En poésie classique, on peut utiliser ces quatre formes. Les rimes plates sont principalement utilisées dans les genres théâtraux – comédie sérieuse, tragi-comédie, tragédie –, dans les épopées ou les poèmes didactiques, dans les épîtres.

On peut également tenter ceci :

  • ABCABC : rimes alternées ;
  • AABCCBDDB : rimes tripartites ;
  • AAABCCCBDDDB : rimes quadripartites.

Dans tous les cas, il convient d’alterner rimes féminines et masculines, quelque soit la disposition choisie.

Rimes au singulier et au pluriel

On parle de rime au pluriel quand un vers se termine par « s », « x » ou « z ». Ainsi, un vers qui finit par « tu peux » est considéré comme pluriel.

Dans tous les autres cas, il s’agit de rimes au singulier.
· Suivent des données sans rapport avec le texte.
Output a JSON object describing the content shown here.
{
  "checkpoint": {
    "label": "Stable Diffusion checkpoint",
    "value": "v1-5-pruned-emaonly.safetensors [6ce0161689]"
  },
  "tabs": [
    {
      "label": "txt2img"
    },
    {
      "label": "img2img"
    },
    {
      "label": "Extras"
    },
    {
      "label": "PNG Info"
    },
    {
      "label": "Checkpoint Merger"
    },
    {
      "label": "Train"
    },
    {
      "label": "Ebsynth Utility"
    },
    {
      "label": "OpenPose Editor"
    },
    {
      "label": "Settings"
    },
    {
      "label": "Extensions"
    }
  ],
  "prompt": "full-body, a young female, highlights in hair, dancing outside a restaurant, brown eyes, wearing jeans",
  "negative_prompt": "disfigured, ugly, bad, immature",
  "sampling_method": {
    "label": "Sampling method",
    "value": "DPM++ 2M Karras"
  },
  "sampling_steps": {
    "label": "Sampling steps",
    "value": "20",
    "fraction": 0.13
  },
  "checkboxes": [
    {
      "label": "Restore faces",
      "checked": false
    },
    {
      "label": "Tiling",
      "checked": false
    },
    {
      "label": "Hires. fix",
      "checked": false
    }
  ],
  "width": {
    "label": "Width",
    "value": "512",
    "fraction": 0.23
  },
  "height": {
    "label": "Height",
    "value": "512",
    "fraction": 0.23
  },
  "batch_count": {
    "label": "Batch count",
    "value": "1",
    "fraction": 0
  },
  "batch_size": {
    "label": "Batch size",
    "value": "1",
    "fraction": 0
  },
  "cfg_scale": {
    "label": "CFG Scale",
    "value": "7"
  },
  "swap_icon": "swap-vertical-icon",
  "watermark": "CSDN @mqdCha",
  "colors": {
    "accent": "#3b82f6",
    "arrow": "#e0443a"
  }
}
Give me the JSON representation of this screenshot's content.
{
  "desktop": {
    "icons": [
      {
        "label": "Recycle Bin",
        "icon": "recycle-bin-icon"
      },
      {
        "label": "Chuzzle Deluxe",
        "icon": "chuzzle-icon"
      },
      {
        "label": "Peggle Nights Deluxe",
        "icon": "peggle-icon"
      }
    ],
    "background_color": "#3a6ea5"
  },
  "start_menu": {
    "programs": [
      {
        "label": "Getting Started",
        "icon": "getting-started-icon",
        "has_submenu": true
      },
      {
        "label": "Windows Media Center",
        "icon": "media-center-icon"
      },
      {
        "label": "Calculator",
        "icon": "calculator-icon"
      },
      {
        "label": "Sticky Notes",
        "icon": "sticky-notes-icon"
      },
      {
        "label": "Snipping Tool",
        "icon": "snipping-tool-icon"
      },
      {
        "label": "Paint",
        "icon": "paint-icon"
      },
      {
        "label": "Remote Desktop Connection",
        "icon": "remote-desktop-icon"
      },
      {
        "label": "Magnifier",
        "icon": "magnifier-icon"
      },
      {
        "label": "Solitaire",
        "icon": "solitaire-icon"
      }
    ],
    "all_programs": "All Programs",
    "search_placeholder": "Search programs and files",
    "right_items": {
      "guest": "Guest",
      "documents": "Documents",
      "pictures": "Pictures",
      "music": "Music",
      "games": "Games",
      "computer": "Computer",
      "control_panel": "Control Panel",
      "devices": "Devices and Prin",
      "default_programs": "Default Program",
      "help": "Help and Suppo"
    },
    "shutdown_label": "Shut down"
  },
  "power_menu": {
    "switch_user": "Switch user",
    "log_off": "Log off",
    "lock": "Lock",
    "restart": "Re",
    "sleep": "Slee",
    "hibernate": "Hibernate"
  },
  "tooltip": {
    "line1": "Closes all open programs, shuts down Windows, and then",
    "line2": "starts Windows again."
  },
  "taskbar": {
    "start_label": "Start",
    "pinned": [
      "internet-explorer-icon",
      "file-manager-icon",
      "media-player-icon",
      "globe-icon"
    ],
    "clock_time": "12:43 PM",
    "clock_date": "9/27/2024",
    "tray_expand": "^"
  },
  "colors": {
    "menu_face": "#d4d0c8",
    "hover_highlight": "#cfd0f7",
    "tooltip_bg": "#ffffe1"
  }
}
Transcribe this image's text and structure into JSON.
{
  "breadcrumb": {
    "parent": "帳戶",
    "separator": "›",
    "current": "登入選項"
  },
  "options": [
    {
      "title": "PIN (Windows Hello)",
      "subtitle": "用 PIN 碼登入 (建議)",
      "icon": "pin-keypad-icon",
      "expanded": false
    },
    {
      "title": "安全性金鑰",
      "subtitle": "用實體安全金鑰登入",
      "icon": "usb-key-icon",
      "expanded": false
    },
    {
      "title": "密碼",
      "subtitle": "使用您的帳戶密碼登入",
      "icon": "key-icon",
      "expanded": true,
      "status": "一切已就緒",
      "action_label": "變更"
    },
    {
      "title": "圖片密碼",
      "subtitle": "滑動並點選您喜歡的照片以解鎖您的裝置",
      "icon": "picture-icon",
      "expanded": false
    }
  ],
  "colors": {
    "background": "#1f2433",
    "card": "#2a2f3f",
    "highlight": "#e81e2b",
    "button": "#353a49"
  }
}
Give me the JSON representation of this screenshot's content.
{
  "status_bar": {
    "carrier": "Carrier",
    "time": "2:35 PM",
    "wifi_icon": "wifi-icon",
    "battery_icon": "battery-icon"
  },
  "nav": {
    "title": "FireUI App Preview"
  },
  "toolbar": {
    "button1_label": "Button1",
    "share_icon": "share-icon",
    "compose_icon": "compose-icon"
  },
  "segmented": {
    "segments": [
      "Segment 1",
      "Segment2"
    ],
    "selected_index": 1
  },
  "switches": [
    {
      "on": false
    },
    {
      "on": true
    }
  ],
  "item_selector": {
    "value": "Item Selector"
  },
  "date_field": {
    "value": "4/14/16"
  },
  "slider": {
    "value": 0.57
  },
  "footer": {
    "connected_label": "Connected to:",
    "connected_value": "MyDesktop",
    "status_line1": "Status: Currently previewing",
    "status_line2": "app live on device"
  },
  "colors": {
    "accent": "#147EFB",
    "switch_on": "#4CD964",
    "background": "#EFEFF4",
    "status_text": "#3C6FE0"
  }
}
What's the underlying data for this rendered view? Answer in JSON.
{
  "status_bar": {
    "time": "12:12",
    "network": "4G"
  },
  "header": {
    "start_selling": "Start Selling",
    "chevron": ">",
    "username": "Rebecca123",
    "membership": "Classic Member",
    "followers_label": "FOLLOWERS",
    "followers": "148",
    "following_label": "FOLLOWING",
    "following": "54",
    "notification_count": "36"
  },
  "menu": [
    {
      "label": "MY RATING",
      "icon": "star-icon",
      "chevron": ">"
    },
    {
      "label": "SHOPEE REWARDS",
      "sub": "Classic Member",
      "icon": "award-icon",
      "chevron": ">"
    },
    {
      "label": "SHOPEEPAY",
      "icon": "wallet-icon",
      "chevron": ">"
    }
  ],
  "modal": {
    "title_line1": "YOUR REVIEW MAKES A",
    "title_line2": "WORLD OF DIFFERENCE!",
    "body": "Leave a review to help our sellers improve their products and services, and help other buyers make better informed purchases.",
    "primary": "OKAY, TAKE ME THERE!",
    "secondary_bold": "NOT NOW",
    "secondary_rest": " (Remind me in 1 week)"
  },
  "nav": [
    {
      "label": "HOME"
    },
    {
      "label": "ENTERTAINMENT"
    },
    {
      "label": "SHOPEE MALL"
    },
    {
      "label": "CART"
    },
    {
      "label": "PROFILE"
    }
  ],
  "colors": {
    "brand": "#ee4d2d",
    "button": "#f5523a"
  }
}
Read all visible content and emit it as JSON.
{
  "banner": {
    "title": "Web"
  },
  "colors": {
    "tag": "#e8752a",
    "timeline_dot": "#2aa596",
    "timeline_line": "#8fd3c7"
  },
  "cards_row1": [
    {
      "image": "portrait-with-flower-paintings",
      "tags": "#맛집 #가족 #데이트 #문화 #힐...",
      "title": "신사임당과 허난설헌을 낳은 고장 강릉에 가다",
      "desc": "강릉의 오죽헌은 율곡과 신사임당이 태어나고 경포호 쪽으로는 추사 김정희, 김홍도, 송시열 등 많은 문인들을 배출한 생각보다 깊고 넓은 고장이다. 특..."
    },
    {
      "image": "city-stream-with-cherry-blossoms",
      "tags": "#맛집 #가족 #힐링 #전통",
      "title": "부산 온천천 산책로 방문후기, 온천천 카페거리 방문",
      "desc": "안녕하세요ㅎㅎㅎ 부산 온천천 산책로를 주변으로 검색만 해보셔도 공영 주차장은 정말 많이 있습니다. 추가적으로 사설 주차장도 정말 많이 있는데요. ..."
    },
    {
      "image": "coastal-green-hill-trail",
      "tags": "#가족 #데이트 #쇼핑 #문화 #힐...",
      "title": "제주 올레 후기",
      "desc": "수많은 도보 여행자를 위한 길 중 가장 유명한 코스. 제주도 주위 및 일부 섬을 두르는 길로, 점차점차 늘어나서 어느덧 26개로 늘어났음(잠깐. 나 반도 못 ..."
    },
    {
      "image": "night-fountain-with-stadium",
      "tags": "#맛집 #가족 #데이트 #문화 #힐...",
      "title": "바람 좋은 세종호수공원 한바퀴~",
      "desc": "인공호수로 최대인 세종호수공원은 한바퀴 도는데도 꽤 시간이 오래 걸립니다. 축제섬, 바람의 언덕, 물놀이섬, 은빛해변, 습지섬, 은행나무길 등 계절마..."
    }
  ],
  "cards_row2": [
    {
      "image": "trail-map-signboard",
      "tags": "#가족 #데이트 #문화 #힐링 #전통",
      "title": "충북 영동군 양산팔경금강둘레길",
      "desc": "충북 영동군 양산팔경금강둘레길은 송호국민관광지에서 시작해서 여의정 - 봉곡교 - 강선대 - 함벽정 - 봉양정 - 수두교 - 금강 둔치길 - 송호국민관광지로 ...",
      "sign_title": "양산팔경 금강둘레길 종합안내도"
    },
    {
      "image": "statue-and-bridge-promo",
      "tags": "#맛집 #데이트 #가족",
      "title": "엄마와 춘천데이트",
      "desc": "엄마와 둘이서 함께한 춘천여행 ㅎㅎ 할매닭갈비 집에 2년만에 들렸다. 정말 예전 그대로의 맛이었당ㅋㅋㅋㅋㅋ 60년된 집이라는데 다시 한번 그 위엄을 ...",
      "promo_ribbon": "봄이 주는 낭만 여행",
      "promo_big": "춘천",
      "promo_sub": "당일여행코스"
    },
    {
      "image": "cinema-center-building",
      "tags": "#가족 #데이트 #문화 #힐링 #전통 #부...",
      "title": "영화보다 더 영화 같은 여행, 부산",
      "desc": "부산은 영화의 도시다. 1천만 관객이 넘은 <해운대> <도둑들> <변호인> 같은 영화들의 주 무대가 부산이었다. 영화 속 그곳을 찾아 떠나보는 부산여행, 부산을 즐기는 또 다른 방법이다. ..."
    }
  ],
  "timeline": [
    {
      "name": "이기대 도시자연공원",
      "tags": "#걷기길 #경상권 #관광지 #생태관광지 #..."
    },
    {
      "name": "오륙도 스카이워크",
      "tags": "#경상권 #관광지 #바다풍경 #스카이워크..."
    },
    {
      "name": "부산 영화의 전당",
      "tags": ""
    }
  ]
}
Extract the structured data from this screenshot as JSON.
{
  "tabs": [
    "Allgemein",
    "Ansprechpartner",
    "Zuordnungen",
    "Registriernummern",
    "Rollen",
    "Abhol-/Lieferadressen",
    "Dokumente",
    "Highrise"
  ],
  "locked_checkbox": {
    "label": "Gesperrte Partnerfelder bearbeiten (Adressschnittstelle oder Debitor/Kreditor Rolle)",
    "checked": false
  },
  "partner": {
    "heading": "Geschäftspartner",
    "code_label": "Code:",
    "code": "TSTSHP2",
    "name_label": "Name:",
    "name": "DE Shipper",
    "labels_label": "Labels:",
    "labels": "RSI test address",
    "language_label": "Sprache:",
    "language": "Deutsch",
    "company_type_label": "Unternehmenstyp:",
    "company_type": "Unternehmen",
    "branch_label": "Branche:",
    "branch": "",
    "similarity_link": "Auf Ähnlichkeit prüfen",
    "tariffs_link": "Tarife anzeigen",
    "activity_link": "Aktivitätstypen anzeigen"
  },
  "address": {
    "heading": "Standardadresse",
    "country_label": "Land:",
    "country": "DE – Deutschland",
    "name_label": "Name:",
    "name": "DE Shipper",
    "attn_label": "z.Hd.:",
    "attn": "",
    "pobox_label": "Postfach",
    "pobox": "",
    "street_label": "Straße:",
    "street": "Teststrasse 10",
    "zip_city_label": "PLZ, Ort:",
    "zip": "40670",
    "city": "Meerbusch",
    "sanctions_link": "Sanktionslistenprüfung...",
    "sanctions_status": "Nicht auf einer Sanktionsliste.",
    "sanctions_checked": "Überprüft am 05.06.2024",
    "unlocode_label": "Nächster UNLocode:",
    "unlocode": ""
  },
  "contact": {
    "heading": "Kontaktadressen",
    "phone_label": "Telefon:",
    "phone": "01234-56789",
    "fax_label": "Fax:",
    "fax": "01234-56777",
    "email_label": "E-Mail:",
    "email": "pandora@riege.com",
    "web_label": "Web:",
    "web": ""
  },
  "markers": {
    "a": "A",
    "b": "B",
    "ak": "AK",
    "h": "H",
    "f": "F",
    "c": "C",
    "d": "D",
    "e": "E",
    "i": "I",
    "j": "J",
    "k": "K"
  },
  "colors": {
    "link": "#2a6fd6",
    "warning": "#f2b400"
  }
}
Une rime au pluriel doit rimer avec une rime au pluriel, au singulier avec une rime au singulier.

Exemples de rimes qui respectent à la fois la dichotomie singulier / pluriel, et féminin / masculin :

  • “Lettres” et “kilomètres” ;
  • “outrage” et “courage” ;
  • “exploits” et “lois” ;

Strophes

Une strophe est caractérisée par son nombre de vers (donc de lignes) :

  • Le monostique : un seul vers ;
  • le distique (ou couplet ou deuzain) : deux vers ;
  • le tercet : trois vers ;
  • le quatrain : quatre vers ;
  • le quintil : cinq vers ;
  • le sizain : six vers ;
  • et ainsi de suite, jusqu’à 17 vers (le « dix-septain »).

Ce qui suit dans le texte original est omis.